6月の終わりに。意識の向ける向きを思う

ほしたら、行こうか。
みそか詣でに行ってきた。今月のありがとうを数えて、嬉しい気持ちのままで行ってきた。

行ってみたけど、あるといいなと思ってた茅の輪がなかった。ちょっとさびしくなった。

この神社では月おくれで旧暦を迎えるのかな。
それとも、今年だけの特別ルールかな。

いいように解釈することにして、みそか詣でだけをすませることにした。

まあいいか。

もしかしたら、茅の輪くぐるのは別の機会かもしれない。いつものわたしは7月末に向けて人形をきったり、精進したりして、夏越の祓にそなえる。まつるものがなくなっても、ずっとこっそり、続けていることだから。今回、暦にあわせて動くには、準備が足りなかったということにしよう。

あしたは7月1日。お山開きの日。

都内に在る「〇〇富士」に行ってみようか。おとなしく家にいて、以前に行った山開きの写真を整理しようか。
と考えてみる。

水無月(みなつき)。氷を模した和菓子。去年、いただいた。おいしかった。

そういえば。あえて季節を数えている理由を書いたことなかったと思い出した。

いまの私たちのしているくらしは、ほんの100年200年ほどのこと。ヒトの体の細胞は、今の暮らしが馴染み切ってはいない。

細胞の覚えている季節のリズムを、食べものや行事をとおして意識がなぞっていくことで、ヒトとしての全容が整っていく。時間の動きと身体の動きがあってくることで、自分の感じるこころを自分のものとして感じやすくなる。

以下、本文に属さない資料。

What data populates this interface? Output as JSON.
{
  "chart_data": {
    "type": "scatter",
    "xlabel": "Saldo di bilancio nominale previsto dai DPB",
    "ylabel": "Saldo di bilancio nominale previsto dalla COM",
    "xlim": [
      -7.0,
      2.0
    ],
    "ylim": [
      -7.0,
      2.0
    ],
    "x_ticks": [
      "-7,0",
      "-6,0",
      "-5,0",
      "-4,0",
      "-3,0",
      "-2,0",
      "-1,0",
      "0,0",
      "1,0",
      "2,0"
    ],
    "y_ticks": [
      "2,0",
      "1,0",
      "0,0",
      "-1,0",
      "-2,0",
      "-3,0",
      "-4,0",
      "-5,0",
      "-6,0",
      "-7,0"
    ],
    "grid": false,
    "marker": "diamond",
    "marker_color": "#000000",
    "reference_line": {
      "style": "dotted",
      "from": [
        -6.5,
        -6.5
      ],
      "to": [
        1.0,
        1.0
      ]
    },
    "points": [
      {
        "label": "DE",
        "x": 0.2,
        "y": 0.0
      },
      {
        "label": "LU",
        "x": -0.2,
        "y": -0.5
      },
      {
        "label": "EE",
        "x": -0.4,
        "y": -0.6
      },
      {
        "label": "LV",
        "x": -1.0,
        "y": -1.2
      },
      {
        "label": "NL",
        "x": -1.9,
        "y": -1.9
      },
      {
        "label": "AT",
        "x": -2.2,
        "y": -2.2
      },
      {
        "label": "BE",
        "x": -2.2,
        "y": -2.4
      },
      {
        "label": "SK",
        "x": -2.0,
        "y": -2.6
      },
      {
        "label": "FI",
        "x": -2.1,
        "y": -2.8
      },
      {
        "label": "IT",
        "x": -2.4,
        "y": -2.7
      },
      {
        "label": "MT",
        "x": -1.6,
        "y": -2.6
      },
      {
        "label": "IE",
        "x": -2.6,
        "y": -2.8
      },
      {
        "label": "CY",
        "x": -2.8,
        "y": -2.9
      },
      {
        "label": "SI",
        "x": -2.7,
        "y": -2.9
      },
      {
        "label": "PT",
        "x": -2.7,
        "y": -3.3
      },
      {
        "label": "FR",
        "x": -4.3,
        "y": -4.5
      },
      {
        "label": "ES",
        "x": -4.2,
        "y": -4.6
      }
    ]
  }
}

(まあ、かなり怪しげな話に聞こえるかもしれないけれど、そうなってる)

それに、身体にだっていいことがある。例えば、夏越にたべる水無月はあずきをつかった和菓子だ。もとは、氷をあらわした和菓子ではあるけれど、食養生的にはあずきをつかうことで、夏の湿気多い時期の身体を支えるはたらきもある。

季節の行事で、これを食べるといいよというものには、それなりに食養生的な意味を持っているものだ。

それに、意識やイメージの力って、ほんとうにすごい。

目の前にないはずの梅干しやレモンを思い浮かべただけで、身体の反応としてよだれ(だ液)が出てくるくらいに、すごい。

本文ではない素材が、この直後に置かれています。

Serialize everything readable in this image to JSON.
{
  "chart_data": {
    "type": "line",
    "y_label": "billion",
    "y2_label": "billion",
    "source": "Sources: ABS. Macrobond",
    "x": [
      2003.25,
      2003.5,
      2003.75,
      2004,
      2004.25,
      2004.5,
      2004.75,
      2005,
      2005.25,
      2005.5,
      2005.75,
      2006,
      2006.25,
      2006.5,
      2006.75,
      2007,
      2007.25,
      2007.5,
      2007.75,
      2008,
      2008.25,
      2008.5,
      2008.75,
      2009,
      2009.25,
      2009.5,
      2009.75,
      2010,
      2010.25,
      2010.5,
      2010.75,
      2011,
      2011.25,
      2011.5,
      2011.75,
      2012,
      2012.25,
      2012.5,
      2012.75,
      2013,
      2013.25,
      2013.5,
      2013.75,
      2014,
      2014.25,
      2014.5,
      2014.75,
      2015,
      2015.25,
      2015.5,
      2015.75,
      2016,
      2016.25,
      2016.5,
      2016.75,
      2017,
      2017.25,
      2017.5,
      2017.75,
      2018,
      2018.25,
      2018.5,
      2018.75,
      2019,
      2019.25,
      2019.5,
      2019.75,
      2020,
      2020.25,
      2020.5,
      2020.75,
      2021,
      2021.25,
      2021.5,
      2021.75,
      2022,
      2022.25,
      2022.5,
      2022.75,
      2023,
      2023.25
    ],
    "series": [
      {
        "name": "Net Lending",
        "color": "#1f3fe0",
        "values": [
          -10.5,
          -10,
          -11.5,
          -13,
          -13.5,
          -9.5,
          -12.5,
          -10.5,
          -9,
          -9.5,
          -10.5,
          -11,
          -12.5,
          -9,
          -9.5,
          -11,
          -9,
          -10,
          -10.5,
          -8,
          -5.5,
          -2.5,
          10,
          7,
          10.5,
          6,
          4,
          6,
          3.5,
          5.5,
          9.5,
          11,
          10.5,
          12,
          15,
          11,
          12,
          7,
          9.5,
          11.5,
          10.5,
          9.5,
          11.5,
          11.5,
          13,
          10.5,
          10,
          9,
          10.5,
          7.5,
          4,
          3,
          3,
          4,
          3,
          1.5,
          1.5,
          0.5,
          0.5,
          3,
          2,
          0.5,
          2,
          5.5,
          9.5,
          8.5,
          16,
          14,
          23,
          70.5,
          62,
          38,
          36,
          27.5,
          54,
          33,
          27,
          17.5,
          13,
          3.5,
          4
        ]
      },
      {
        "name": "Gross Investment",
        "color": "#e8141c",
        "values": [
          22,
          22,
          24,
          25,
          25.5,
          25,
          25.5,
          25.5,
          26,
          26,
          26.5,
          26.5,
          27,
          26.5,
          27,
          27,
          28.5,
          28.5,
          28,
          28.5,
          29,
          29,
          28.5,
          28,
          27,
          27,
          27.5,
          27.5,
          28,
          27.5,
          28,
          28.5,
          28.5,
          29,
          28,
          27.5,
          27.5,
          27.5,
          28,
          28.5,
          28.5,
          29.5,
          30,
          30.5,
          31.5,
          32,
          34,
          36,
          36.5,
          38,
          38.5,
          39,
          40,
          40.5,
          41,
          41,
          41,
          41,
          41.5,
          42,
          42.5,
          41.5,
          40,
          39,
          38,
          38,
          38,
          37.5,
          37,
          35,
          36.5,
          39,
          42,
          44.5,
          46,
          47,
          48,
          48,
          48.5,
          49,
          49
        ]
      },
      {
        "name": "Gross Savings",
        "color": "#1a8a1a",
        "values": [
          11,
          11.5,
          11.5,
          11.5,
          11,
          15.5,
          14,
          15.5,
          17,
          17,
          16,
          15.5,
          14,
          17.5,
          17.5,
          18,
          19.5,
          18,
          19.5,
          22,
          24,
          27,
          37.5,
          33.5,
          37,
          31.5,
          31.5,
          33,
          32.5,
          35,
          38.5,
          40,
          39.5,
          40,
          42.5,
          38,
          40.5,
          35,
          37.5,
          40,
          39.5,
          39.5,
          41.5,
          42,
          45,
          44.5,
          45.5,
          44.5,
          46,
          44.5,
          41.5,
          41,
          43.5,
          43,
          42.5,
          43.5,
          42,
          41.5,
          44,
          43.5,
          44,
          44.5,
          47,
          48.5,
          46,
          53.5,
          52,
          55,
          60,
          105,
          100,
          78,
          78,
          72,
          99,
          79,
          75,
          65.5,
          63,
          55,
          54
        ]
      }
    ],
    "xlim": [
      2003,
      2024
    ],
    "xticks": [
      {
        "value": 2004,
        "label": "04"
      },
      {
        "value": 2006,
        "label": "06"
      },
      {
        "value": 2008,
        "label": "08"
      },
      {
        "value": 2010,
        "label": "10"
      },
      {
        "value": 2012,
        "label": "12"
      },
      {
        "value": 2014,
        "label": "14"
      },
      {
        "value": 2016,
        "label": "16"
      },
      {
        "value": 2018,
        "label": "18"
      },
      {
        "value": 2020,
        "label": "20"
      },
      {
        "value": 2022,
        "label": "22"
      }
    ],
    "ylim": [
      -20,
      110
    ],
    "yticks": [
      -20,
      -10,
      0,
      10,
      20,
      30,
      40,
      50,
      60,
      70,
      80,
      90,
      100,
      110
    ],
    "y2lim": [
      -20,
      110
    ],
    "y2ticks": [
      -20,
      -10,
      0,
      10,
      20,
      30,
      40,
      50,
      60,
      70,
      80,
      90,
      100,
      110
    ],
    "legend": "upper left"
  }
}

だから、季節が動いていくたび、意識やイメージも季節に合わせる。そうすることで、こころの奥で起こる雑音(ノイズ)が小さくなる。自分自身のおもうことがとらえやすくなる。

季節の食べものを食べ、季節の行事をとおして意識を整える。それによって、じぶんを生きていくときに感じるノイズが小さくなるから、もっと積極的に季節の行事を考えながら過ごしてもいいんじゃないかと、わたしは思ってる。

季節を意識することで、身体と意識が整う。